Among its product offerings: the Alaris IV infusion and Pyxis dispensing systems, AVEA and LTV series ventilators, V. Mueller surgical instruments, and products to reduce hospital-acquired infections through MedMined services and ChloraPrep preoperative skin preparation.

Clark, Cardinal’s outgoing top manager, drew praise from company director Richard Notebaert “for his clear vision and leadership during his tenure,” including “the repositioning of Cardinal Health to better serve our hospital and pharmacy customers.” The former chairman and CEO spearheaded the change in strategy that led to the spin-off of CareFusion and a sharper focus on the company’s core distribution and health services business, but also had to shepherd Cardinal through a major legal challenge after the company was charged with violating federal reporting requirements in its handling of controlled substances.

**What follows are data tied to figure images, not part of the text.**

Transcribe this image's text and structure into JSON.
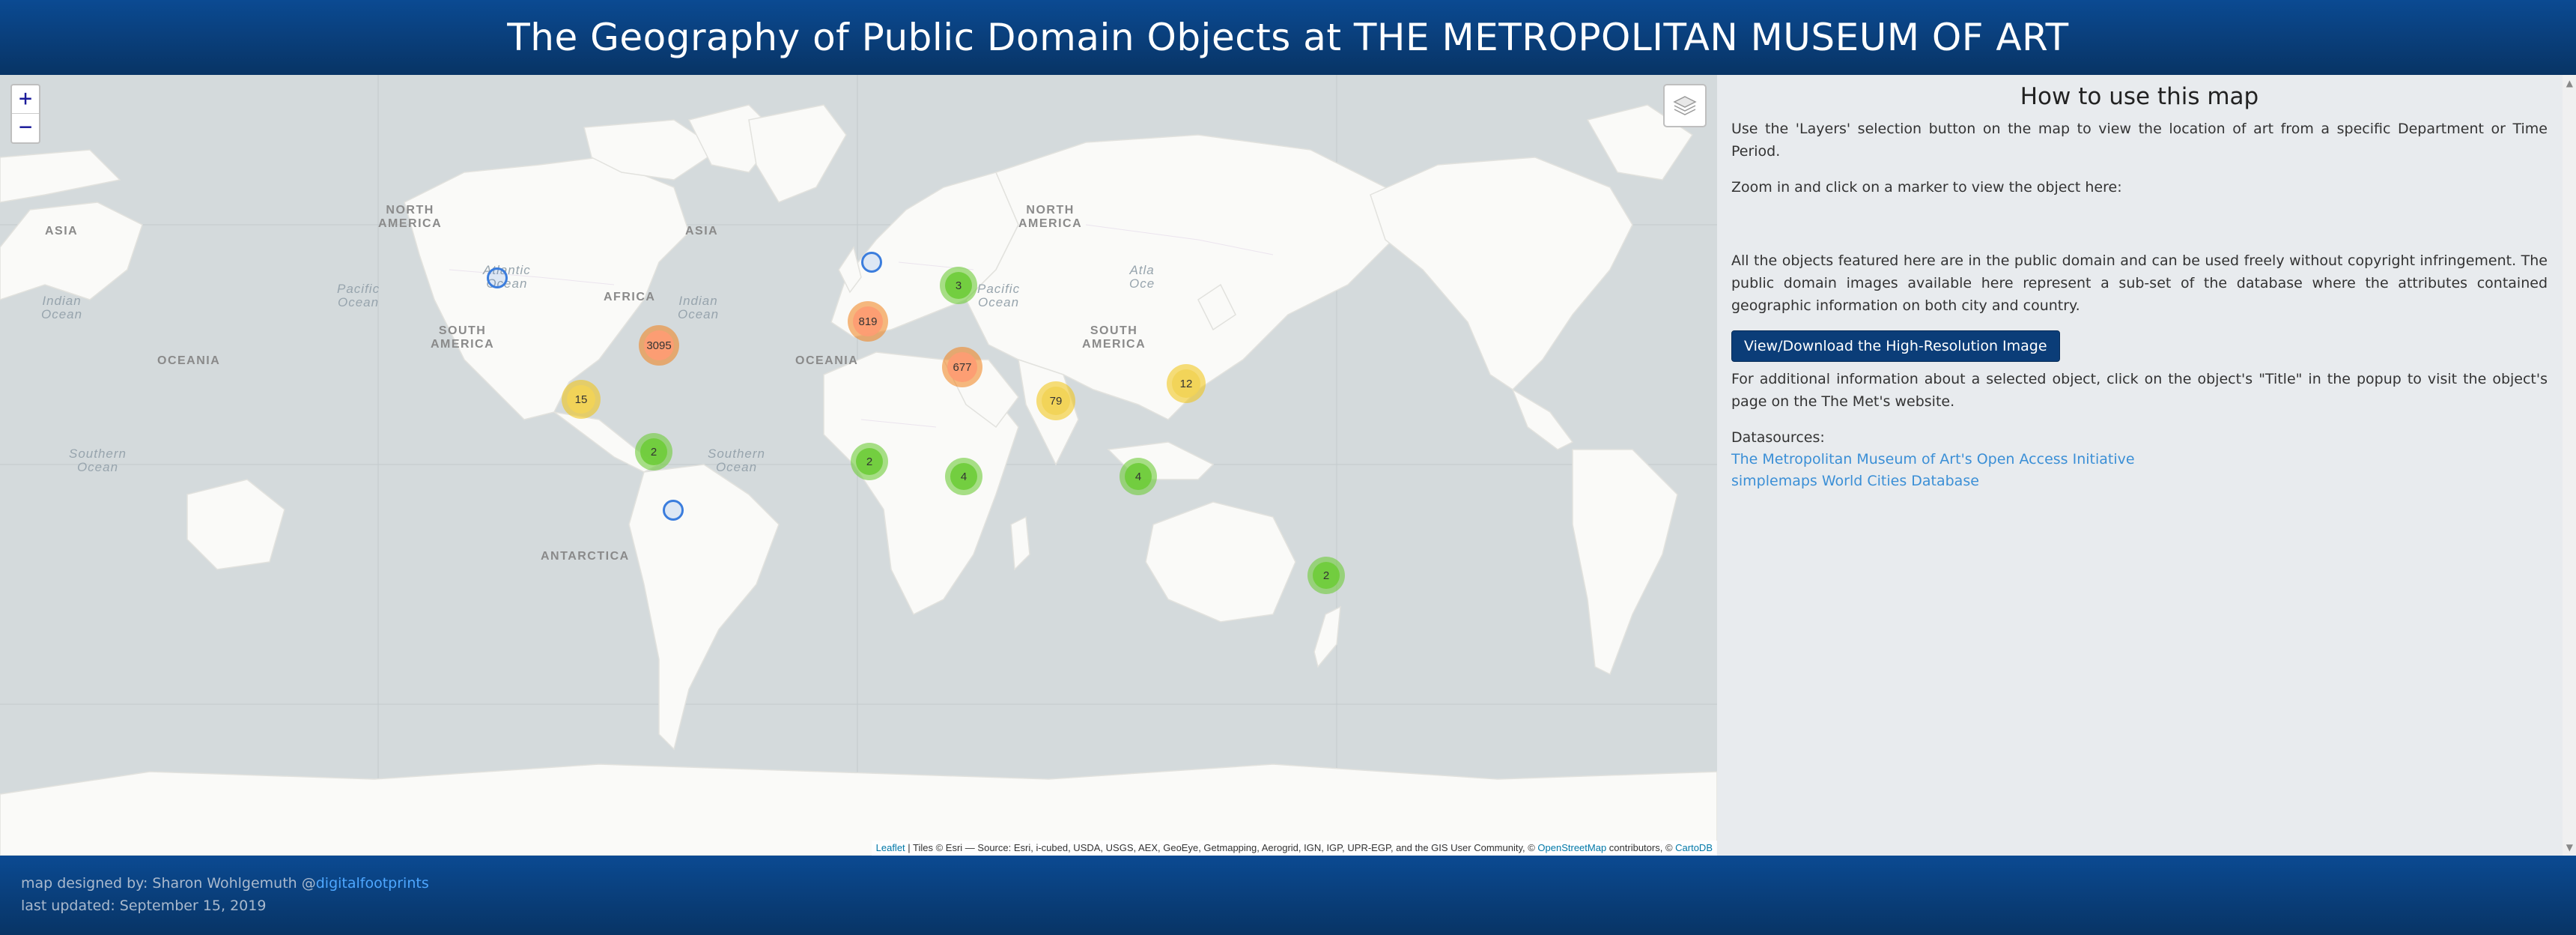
{
  "header": {
    "title": "The Geography of Public Domain Objects at THE METROPOLITAN MUSEUM OF ART"
  },
  "map": {
    "zoom_in": "+",
    "zoom_out": "−",
    "clusters": [
      {
        "count": "3",
        "color": "green"
      },
      {
        "count": "819",
        "color": "orange"
      },
      {
        "count": "3095",
        "color": "orange"
      },
      {
        "count": "677",
        "color": "orange"
      },
      {
        "count": "15",
        "color": "yellow"
      },
      {
        "count": "79",
        "color": "yellow"
      },
      {
        "count": "12",
        "color": "yellow"
      },
      {
        "count": "2",
        "color": "green"
      },
      {
        "count": "2",
        "color": "green"
      },
      {
        "count": "4",
        "color": "green"
      },
      {
        "count": "4",
        "color": "green"
      },
      {
        "count": "2",
        "color": "green"
      }
    ],
    "labels": {
      "asia_left": "ASIA",
      "north_america": "NORTH\nAMERICA",
      "asia": "ASIA",
      "africa": "AFRICA",
      "south_america": "SOUTH\nAMERICA",
      "oceania_left": "OCEANIA",
      "oceania": "OCEANIA",
      "north_america_right": "NORTH\nAMERICA",
      "south_america_right": "SOUTH\nAMERICA",
      "antarctica": "ANTARCTICA",
      "atlantic": "Atlantic\nOcean",
      "atlantic_right": "Atla\nOce",
      "pacific_left": "Pacific\nOcean",
      "pacific_right": "Pacific\nOcean",
      "indian_left": "Indian\nOcean",
      "indian": "Indian\nOcean",
      "southern_left": "Southern\nOcean",
      "southern": "Southern\nOcean"
    },
    "attribution": {
      "leaflet": "Leaflet",
      "tiles": " | Tiles © Esri — Source: Esri, i-cubed, USDA, USGS, AEX, GeoEye, Getmapping, Aerogrid, IGN, IGP, UPR-EGP, and the GIS User Community, © ",
      "osm": "OpenStreetMap",
      "contributors": " contributors, © ",
      "carto": "CartoDB"
    },
    "colors": {
      "water": "#d4dadc",
      "land": "#fafaf8",
      "cluster_green": "#6ecc39",
      "cluster_yellow": "#f0c20c",
      "cluster_orange": "#f18017",
      "point": "#3b7ddd"
    }
  },
  "sidebar": {
    "title": "How to use this map",
    "p1": "Use the 'Layers' selection button on the map to view the location of art from a specific Department or Time Period.",
    "p2": "Zoom in and click on a marker to view the object here:",
    "p3": "All the objects featured here are in the public domain and can be used freely without copyright infringement. The public domain images available here represent a sub-set of the database where the attributes contained geographic information on both city and country.",
    "button": "View/Download the High-Resolution Image",
    "p4": "For additional information about a selected object, click on the object's \"Title\" in the popup to visit the object's page on the The Met's website.",
    "datasources_label": "Datasources:",
    "link1": "The Metropolitan Museum of Art's Open Access Initiative",
    "link2": "simplemaps World Cities Database"
  },
  "footer": {
    "designed_by": "map designed by: Sharon Wohlgemuth @",
    "handle": "digitalfootprints",
    "updated": "last updated: September 15, 2019"
  }
}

Those charges led to the temporary shutdown of controlled substance handling and distribution at several Cardinal distribution centers. Without admitting any wrongdoing, Cardinal agreed to pay $34 million in fines and alter its practices to prevent any possibility of diverted products.

Under Clark’s management, those changes left the company in a stronger position, with a greater ability to monitor and control its distribution practices. Among the changes: expanded training at its 27 DEA-registered distribution facilities, an electronic system that identifies and blocks potentially suspicious orders pending further investigation, and the hiring of former acting deputy U.S. attorney general Craig Morford as chief compliance officer.